Brasileiros serão consultados sobre venda de armas de fogo

LUIZ CARLOS CARDOSO


Arte PB

No mês de outubro, o eleitorado brasileiro deverá participar de um referendo, pronunciando-se sobre a comercialização de armas de fogo. Um documento que o presidente da República sancionou em dezembro de 2003, o Estatuto do Desarmamento, prevê a realização dessa consulta aos cidadãos, que deles colherá o "sim" ou o "não" a respeito da questão de interesse geral que consiste em manter a arma de fogo ao alcance de quem por ela pague ou retirá-la do comércio em todo o território nacional.

Se adotada, a proibição refere-se à venda de armas, estando já seu porte proibido ao cidadão comum pelo Estatuto. Quem já for proprietário de arma devidamente registrada poderá conservá-la, mas demonstrando daí por diante, a cada dois anos, que não oferece com isso algum risco para si e os outros - ou seja, provando mediante testes que é responsável o bastante para não fazer uso indevido dela. E, naturalmente, se a arma não tem registro, este deverá ser providenciado de imediato, arriscando-se o proprietário, em caso contrário, a ser punido até com detenção de um a três anos.

José Roberto Bellintani, superintendente do Instituto São Paulo contra a Violência - uma organização da sociedade civil que congrega entidades empresariais e não-governamentais, universidades e meios de comunicação -, observa que o referendo é um passo adiante de um processo cuja manifestação mais conhecida até agora é o recolhimento das armas por meio de uma bem-sucedida campanha iniciada em todo o país em meados de 2004 e que deve continuar até o fim de 2005. De acordo com a iniciativa, o dono da arma a leva espontaneamente a um posto policial ou militar, recebe por ela entre R$ 100 e R$ 300 e um agradecimento em nome da sociedade. Não lhe é perguntado se a arma é legal ou ilegal, dado o espírito de colaboração da campanha - mas isso só até dezembro.

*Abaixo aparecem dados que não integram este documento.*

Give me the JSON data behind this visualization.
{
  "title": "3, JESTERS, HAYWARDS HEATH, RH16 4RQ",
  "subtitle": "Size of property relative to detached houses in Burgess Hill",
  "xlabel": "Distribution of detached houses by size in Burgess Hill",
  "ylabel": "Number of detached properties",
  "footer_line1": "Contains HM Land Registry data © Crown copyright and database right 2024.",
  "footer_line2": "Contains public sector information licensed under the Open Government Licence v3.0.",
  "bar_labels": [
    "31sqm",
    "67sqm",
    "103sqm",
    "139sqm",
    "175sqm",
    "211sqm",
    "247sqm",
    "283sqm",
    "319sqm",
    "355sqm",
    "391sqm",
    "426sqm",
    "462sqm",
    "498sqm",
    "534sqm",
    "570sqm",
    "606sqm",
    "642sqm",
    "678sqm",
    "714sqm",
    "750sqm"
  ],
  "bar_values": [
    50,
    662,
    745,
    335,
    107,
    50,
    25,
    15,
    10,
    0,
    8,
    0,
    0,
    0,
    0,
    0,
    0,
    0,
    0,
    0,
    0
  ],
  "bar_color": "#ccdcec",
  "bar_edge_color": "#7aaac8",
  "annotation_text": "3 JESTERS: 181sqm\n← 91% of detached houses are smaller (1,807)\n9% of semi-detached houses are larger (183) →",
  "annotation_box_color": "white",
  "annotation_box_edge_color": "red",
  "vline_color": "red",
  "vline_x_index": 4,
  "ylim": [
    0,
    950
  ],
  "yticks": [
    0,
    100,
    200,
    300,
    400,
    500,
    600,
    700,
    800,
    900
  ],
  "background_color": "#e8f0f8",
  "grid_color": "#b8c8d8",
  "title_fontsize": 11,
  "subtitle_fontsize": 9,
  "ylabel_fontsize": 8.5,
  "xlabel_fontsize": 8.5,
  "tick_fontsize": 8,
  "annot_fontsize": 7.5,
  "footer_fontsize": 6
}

Na perspectiva de hoje, a opinião pública de modo nenhum se apresenta pacificamente favorável à proibição da venda de armas. Para muitos, a possibilidade de que todo cidadão esteja sem dúvida desarmado o torna mais vulnerável à ação do bandido, que sabe disso.

Pressupõe-se que o poder público deverá, paralelamente, reprimir o tráfico de armas no país e nas fronteiras, que é responsável pelo municiamento dos bandidos - a possibilidade de fracasso nessa empreitada é um forte argumento para os que se posicionam contra a proibição do comércio legal de armas, alegando que, desarmados, ficarão à mercê de um inimigo fortemente armado.

Em face do referendo que se avizinha, ou mesmo do debate pró-referendo já em curso, armamento e desarmamento estão em foco e serão discutidos com interesse crescente nos próximos meses. Isso põe em evidência dois documentos publicados em 2004 sobre a mortalidade e a violência por armas de fogo no Brasil, com análises e conclusões que é indispensável considerar. Sugere também uma reflexão sobre o que de melhor a sociedade brasileira está fazendo em relação à violência que a agride, com episódios noticiados diariamente pelos meios de comunicação.

Os dados da questão

"Mortalidade por Armas de Fogo no Brasil - 1991-2000" é estudo publicado pelo Ministério da Saúde, com o apoio técnico e financeiro da Organização Pan-Americana da Saúde e da Organização Mundial da Saúde (OMS), que reproduz projeto desenvolvido pelo Núcleo de Estudos da Violência da Universidade de São Paulo (NEV/USP), com a coordenação de Maria Fernanda Tourinho Peres. Em síntese, eis alguns de seus argumentos:

Por uma coincidência paradoxal, a violência no Brasil cresceu muito a partir de meados da década de 1980, época de transição democrática e de abertura política no país. As mortes por homicídio superaram em 1994 as provocadas por acidentes de trânsito e alcançaram a primeira posição no total das que ocorreram por causas externas.

Não foi esse um crescimento uniforme na população, mas concentrado em determinados grupos e áreas geográficas. Morreram dessa forma principalmente homens jovens. Já nos anos 80, a possibilidade de um deles tombar assassinado era 11 vezes maior que a de uma mulher. E na década de 90, em alguns estados como São Paulo, Rio de Janeiro, Espírito Santo e Pernambuco, os homicídios foram responsáveis por mais da metade das mortes por causas externas na população jovem, na faixa etária de 15 a 24 anos.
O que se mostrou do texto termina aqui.